Anchored on the strength of Article 58 of the 1993 revised ECOWAS Treaty which calls for the establishment of “a regional peace and security observation system” and the 1999 ECOWAS Security Protocol, the ECOWARN finds relevance in its appreciation of regional implication of the human and financial costs of intra-state conflicts in West Africa, with particular respect to the use of child soldiers, armed militias and mercenaries, movement of refugees, and coup d’états.
Despite these milestones, West Africa is not completely immune from conflicts. Beyond the successful arrest of the Ivorian crisis, the attained lull in Niger Delta militancy (courtesy of the Amnesty Programme) and ongoing negotiation of political transition in Burkina Faso, Guinea Bissau and Mali, the frequently charged atmosphere of elections in many countries in the sub-region poses a recurring threat to peace and security.
And if developments across Africa are anything to draw any lesson(s) from, it appears very strong that election irregularities will remain with us for a long time. Indeed, the absence of free and fair elections will remain a threat to democracy and democratisation as well as peace and security in the sub-region.
While periodic elections may have in the past facilitated transition from authoritarian/military and one-party rule to multi-party elected governments in West Africa, the exercises are still largely flawed with very little or no democratic culture. To this extent, elections in the sub-region have become incapable of delivering democratic consolidation, peace and security, and sustainable development.
This fragility is what Nigeria’s 2015 election depicted. As many would confess, the success of the exercise enabled the country to avoid the implosion envisioned because of all the negativities that were thrown up. The fact that not all countries would be as lucky as Nigeria makes a case for the creation and strengthening of viable political institutions and values that are capable of deepening democracy and democratisation in West Africa.
As challenging as this task may seem, the ECOWAS Supplementary Protocol on Democracy and Good Governance remains the best entry point for democratic consolidation in the region. Besides demonstrating a zero tolerance for power obtained or maintained by unconstitutional means, it also pushes for a transition from ECOWAS of states to ECOWAS of citizens – through promotion of democratic ideas that are in tandem with constitutional convergence, conduct of credible elections, strengthening of critical institutions, poverty alleviation, rule of law and guarantee of rights for all – including of women, children and youth.
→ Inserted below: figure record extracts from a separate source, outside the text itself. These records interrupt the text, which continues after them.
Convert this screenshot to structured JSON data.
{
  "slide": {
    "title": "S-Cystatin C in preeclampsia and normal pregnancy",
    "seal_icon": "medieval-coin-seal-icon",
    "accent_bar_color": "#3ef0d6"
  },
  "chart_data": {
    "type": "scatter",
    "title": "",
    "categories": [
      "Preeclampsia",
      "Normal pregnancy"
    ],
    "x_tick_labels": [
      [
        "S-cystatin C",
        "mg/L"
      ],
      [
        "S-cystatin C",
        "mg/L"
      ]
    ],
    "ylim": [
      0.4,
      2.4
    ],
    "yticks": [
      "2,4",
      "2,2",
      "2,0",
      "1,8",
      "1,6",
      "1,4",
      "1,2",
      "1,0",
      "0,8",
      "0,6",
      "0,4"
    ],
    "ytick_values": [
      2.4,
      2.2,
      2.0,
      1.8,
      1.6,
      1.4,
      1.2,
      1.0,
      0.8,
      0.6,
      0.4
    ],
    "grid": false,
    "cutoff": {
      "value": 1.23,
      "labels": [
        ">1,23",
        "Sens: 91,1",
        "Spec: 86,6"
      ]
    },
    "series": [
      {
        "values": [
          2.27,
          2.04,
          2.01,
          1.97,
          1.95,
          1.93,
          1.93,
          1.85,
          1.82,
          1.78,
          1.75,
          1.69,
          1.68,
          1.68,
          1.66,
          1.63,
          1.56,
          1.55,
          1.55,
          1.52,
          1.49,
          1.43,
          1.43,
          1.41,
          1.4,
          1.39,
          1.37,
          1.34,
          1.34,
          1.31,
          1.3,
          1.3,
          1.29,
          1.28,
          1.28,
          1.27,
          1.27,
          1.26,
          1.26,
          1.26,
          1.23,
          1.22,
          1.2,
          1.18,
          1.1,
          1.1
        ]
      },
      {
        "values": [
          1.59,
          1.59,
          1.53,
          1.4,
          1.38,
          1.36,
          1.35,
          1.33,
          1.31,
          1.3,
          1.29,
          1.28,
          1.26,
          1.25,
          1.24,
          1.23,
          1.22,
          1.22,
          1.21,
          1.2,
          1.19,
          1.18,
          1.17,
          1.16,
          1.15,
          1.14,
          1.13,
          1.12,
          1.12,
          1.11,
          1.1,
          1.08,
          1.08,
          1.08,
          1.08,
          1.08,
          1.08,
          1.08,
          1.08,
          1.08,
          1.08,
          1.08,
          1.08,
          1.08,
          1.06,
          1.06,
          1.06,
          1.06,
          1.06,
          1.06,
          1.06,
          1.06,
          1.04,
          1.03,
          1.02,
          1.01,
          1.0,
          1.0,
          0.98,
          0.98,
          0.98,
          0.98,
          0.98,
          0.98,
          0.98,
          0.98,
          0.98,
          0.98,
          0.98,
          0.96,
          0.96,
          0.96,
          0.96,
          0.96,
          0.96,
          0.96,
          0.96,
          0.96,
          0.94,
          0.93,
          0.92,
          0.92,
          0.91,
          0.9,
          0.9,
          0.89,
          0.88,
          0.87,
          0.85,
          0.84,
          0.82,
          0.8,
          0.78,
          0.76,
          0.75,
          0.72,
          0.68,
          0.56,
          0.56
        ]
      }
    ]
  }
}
The Protocol opens up opportunity to prioritise human security over regime security and its associated devastating impacts of conflicts in West Africa. Because it places people at the centre of security and democratic equation, such a broader conception of security and guarantee of safe environment underscores the inextricable link between democracy and development. The step to achieving this requires multi-stakeholder collaboration by ECOWAS, governments of its member states, as well as bilateral, multi-lateral and civil society organisations.
Another West Africa is certainly possible, if we all act in a manner that is demonstrative of collective and enlightened self-interest.